In each case I've provided links to typical examples of what each was saying a couple of years ago; in each case the analysis stands up well in retrospect. You understand what they are arguing and why, and events since have been consistent with their arguments.
This in turn generates an obvious list of economists or those commenting on economic issues who got it completely wrong, usually because they were using analytic frameworks that were incoherent or lacked empirical evidence. I won't name individuals here, so I leave that to readers, but a short list of influential bodies that should have known better includes those responsible for writing editorials at the Financial Times, macroeconomic forecasters at the OECD, the European Department at the IMF (up until recently - their recent stuff on both UK and eurozone has been pretty good) , the senior leadership at the Bank of England and the Treasury, and probably worst of all senior economic policymakers at the ECB and European Commission. Oh, and the credit ratings agencies, but that goes without saying.
[JW: In the US, of course, anyone looking for a consistently reliable source of bad judgment, failed predictions, misleading propaganda, tendentious disinformation, and ideological bunk on questions of economic policy can just go to the editorial page of the Wall Street Journal—not to be equated with the rest of the paper, which still delivers serious reporting and analysis.]

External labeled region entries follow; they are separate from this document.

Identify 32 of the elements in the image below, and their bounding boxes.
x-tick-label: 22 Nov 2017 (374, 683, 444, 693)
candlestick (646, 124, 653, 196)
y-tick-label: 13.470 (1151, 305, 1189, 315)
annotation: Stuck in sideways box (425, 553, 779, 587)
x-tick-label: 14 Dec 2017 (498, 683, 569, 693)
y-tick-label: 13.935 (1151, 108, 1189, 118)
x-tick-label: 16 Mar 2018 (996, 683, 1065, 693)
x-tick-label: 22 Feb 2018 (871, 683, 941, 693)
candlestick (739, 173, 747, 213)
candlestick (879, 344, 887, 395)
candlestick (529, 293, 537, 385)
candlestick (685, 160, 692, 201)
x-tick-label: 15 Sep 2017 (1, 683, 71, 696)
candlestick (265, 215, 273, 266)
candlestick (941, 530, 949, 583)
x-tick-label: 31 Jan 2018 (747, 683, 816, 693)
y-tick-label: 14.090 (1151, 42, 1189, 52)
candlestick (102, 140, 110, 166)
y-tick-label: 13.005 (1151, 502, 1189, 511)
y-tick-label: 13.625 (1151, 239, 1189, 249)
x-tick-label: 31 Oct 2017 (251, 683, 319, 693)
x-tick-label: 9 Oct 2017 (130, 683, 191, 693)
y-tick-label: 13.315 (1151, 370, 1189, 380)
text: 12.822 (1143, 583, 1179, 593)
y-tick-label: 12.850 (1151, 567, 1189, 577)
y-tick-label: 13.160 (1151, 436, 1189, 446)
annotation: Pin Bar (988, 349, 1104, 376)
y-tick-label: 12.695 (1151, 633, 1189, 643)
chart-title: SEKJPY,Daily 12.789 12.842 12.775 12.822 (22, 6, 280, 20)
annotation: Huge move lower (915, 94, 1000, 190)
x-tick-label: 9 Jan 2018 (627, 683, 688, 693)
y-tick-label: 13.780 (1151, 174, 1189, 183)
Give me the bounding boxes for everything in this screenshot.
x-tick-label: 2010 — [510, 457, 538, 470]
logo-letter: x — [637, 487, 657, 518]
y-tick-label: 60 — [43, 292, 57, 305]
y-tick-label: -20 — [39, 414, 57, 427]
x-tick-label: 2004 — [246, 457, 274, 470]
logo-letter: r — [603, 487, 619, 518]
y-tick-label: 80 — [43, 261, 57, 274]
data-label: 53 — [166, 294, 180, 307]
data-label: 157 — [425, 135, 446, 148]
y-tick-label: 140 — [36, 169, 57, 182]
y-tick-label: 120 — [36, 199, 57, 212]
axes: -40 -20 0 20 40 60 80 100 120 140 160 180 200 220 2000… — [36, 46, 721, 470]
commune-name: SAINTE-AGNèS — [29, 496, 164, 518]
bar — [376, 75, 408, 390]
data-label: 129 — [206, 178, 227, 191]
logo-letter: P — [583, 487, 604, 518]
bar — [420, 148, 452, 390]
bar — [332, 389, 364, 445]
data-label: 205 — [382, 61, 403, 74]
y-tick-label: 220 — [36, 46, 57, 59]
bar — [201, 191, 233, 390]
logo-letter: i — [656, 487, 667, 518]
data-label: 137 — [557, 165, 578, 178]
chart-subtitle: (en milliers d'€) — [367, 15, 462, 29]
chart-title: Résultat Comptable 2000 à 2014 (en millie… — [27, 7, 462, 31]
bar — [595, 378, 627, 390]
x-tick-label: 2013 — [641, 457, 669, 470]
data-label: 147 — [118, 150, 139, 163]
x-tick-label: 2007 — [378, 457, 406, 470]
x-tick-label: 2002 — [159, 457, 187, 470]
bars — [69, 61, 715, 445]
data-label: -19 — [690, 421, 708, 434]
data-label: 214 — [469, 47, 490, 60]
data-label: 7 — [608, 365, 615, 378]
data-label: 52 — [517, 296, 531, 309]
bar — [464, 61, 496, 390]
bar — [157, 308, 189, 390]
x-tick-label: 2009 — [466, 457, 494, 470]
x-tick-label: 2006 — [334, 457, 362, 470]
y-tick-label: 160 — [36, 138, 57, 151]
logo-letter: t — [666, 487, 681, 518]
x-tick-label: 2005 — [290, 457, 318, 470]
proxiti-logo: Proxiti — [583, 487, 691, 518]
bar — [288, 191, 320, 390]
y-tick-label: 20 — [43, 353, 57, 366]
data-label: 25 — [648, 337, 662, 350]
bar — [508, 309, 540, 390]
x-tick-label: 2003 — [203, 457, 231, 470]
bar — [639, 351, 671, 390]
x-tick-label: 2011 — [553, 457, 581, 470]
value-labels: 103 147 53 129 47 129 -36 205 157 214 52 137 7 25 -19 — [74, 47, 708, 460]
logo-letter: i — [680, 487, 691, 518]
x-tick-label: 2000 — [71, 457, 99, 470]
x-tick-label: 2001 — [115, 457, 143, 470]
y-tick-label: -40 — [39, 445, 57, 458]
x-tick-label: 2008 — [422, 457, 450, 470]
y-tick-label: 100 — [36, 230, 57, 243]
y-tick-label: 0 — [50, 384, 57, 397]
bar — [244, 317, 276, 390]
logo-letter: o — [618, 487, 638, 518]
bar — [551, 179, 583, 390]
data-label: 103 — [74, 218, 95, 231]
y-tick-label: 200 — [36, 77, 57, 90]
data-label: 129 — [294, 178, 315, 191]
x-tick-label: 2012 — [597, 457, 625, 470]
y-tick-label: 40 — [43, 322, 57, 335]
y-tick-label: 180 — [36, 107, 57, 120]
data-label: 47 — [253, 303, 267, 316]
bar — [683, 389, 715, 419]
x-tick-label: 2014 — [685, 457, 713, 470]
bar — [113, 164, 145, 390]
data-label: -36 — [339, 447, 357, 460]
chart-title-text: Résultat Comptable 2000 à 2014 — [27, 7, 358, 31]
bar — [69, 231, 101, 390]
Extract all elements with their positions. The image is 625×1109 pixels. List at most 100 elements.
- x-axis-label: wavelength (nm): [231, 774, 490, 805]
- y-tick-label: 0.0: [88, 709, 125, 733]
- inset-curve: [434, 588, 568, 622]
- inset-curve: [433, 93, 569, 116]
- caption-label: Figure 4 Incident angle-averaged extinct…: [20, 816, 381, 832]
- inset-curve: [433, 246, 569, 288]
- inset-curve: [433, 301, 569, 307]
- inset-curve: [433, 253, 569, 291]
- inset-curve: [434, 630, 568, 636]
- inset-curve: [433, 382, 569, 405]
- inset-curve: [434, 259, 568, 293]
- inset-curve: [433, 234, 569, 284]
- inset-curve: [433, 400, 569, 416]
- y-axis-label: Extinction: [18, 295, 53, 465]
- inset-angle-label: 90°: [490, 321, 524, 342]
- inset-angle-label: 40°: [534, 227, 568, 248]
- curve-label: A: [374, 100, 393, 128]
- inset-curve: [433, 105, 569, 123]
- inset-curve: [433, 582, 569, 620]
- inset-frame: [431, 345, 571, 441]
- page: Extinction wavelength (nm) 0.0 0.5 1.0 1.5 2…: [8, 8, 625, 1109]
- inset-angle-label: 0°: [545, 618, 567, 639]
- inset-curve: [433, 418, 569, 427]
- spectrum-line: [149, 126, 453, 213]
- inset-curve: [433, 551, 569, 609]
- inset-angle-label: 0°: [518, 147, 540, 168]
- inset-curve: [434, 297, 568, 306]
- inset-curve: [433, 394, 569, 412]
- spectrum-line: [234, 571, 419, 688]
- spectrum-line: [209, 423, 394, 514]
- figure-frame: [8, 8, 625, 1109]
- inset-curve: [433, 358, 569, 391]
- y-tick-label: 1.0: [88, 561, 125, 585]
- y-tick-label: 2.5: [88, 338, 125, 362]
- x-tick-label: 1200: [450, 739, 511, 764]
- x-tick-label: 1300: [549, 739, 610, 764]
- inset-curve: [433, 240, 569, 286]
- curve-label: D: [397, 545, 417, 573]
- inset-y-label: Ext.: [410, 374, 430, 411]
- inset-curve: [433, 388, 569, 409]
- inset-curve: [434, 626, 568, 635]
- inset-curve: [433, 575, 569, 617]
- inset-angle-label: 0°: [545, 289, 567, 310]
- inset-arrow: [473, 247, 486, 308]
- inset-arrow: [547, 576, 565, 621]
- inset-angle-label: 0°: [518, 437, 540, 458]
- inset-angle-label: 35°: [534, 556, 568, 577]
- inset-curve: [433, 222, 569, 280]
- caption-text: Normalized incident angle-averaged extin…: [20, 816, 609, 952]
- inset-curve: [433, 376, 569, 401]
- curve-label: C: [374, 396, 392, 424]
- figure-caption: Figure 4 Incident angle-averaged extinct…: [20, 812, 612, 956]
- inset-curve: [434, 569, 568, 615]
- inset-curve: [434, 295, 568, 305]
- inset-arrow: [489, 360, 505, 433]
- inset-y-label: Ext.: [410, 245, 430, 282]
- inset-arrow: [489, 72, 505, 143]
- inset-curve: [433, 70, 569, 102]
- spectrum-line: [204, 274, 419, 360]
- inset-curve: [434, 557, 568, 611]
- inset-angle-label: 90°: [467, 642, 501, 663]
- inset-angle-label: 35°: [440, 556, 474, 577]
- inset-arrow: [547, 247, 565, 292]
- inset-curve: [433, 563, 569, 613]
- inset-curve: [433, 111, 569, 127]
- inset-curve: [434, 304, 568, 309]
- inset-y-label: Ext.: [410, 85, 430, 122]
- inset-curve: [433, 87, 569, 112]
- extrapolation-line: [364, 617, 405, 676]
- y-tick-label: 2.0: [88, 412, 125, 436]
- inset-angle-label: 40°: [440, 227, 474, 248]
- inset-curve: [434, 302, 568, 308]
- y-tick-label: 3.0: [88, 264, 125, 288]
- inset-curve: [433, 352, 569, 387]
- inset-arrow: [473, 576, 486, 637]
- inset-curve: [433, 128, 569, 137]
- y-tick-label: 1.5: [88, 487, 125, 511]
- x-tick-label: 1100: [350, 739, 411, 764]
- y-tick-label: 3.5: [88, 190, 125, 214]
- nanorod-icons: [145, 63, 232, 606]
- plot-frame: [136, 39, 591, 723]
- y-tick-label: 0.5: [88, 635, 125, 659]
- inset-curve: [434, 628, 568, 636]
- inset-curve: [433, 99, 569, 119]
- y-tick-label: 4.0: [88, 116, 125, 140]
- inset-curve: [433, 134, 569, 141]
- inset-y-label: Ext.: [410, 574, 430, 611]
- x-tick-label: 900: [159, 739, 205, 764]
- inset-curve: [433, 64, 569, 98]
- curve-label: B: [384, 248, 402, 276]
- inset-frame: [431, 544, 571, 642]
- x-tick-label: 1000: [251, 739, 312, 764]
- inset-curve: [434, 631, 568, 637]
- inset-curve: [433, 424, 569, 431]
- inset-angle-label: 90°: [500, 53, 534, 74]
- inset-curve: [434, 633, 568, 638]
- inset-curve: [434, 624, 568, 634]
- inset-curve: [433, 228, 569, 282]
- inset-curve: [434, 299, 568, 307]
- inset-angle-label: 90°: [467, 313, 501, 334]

It is worth mentioning two economists who I respect, admire and find interesting but do not in my view qualify for inclusion on my shortlist. They are Nouriel Roubini and Ken Rogoff. In both cases, I - and maybe this is partly my fault - don't understand what, if any, analytic framework they are using, so I find it difficult to impossible to evaluate their advice. Nouriel's predictions, while often accurate, seem to be based largely on instinct and a sense of which data matters and which doesn't. That's fine - and having an instinct for the data is invaluable - but I just don't know how to evaluate the plausibility of articles like this.
With Ken, I am even more confused; one of the finest theoretical macroeconomists of the last two decades has staked much of his reputation on a hypothesis - that there is something magic about a 90% debt to GDP ratio - which as far as I can see has no analytical or theoretical basis. If Ken has an explanation, his paper doesn't let us in on it. I don't see why we should regard this arbitrary number, based on a relatively small number of country examples in varying economic circumstances, as having any useful predictive power for individual countries in the future.
Finally, let me just point out that this is not hindsight on my part. Most of those mentioned above were on the list of economists I read and, whenever possible, consulted when I was still a civil servant involved in policy advice on these issues (2008-11). And I put this specific list together more than a year ago now in preparation for a talk I gave to a group of government economists. And this matters. I don't think there's any doubt that if policymakers, both in the UK and elsewhere (especially in the eurozone) had, during the intervening period, listened to these people rather than their own economic advisers, the state of the UK and world economies would be significantly better than it is now.